Re: [PATCH 1/2] Revert "x86/mce/AMD: Collect error info even if valid bits are not set"

From: Borislav Petkov
Date: Thu Aug 23 2018 - 08:24:20 EST


Reviving an old issue while cleaning my inbox.

On Tue, Mar 27, 2018 at 03:59:37PM +0000, Ghannam, Yazen wrote:
> > > On Mon, Mar 26, 2018 at 07:58:51PM +0000, Ghannam, Yazen wrote:
> > > > So at a minimum, we should always save and report as much as we can.
> > >
> > > Only on Zen or all AMD families?
> > >
> >
> > I'll confirm with the HW folks. I understand it as a change in philosophy
> > rather than a change in hardware.
> >
>
> So this recommendation could apply to all families, but it's okay if we just

Ok, so I think we should do this, still, as it is exactly what the
recommendation says: read the MSRs even if the valid bits are not set and it
doesn't set any Valid bits to confuse error handling downstream.

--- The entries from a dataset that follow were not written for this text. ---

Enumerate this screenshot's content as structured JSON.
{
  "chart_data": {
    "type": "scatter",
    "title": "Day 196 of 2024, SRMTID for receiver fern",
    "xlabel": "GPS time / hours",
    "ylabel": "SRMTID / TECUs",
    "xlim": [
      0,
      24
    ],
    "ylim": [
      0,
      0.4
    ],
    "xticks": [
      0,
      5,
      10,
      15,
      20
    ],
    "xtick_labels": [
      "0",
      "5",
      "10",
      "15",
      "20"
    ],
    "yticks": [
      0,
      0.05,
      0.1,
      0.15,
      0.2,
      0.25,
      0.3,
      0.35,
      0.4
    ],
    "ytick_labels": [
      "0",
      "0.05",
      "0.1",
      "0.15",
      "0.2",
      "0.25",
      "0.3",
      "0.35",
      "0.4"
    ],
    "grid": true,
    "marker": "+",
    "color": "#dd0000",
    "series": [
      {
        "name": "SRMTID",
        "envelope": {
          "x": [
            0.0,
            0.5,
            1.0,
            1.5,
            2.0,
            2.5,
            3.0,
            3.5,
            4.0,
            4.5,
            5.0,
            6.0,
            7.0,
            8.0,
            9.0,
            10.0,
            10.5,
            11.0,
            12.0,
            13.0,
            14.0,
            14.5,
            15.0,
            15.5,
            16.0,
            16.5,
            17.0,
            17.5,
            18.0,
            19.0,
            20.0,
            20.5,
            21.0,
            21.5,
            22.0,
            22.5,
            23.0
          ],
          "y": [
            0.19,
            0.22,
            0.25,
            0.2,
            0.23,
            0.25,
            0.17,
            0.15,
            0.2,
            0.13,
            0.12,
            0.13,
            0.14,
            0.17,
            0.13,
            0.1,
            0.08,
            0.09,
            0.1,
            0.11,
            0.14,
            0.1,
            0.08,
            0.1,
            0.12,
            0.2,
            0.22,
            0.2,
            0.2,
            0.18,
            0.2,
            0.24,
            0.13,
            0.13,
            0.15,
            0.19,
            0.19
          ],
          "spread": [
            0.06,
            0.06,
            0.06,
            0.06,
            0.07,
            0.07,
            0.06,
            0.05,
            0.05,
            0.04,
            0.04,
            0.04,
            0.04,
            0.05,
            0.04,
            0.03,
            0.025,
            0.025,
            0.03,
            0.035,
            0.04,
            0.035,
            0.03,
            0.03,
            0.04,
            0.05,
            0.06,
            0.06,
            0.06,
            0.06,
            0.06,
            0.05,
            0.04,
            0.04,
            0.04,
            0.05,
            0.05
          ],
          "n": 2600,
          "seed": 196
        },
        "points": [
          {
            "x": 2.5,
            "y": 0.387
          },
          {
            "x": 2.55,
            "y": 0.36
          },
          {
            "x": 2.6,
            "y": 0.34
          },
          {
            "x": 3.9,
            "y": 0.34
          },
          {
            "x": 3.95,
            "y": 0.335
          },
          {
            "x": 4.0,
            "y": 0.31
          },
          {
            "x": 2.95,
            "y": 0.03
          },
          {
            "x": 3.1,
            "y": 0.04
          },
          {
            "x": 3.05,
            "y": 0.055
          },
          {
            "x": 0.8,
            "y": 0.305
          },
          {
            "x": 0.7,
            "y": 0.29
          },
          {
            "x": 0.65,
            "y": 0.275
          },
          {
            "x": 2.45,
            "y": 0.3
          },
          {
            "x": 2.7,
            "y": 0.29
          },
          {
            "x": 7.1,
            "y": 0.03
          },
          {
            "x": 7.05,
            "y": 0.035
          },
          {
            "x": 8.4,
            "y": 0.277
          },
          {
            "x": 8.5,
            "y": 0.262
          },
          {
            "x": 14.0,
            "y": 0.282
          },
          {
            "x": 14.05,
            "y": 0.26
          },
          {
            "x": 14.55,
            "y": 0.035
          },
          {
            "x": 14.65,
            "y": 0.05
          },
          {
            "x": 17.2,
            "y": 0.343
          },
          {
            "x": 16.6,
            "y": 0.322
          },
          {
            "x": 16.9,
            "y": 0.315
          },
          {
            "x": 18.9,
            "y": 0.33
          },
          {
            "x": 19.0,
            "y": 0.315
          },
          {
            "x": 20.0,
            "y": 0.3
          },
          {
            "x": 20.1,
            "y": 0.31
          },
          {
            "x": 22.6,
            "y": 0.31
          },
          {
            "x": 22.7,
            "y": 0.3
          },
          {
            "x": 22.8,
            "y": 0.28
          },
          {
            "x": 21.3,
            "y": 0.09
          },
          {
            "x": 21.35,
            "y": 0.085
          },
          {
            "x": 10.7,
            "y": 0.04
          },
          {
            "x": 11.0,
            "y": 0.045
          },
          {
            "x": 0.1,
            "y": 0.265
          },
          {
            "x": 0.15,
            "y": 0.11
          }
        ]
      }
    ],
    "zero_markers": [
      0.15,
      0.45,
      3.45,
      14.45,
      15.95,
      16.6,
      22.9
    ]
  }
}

This way we'll collect all possible info and then mce_amd.c should stop looking
at the valid bits too and dump whatever has been logged.

Ok?

---
diff --git a/arch/x86/kernel/cpu/mcheck/mce.c b/arch/x86/kernel/cpu/mcheck/mce.c
index 4b767284b7f5..c14674025615 100644
--- a/arch/x86/kernel/cpu/mcheck/mce.c
+++ b/arch/x86/kernel/cpu/mcheck/mce.c
@@ -639,10 +639,12 @@ static struct notifier_block mce_default_nb = {
*/
static void mce_read_aux(struct mce *m, int i)
{
- if (m->status & MCI_STATUS_MISCV)
+ bool is_amd = m->cpuvendor == X86_VENDOR_AMD;
+
+ if (m->status & MCI_STATUS_MISCV || is_amd)
m->misc = mce_rdmsrl(msr_ops.misc(i));

- if (m->status & MCI_STATUS_ADDRV) {
+ if (m->status & MCI_STATUS_ADDRV || is_amd) {
m->addr = mce_rdmsrl(msr_ops.addr(i));

/*
@@ -668,7 +670,7 @@ static void mce_read_aux(struct mce *m, int i)
if (mce_flags.smca) {
m->ipid = mce_rdmsrl(MSR_AMD64_SMCA_MCx_IPID(i));

- if (m->status & MCI_STATUS_SYNDV)
+ if (m->status & MCI_STATUS_SYNDV || is_amd)
m->synd = mce_rdmsrl(MSR_AMD64_SMCA_MCx_SYND(i));
}
}

--
Regards/Gruss,
Boris.

ECO tip #101: Trim your mails when you reply.
--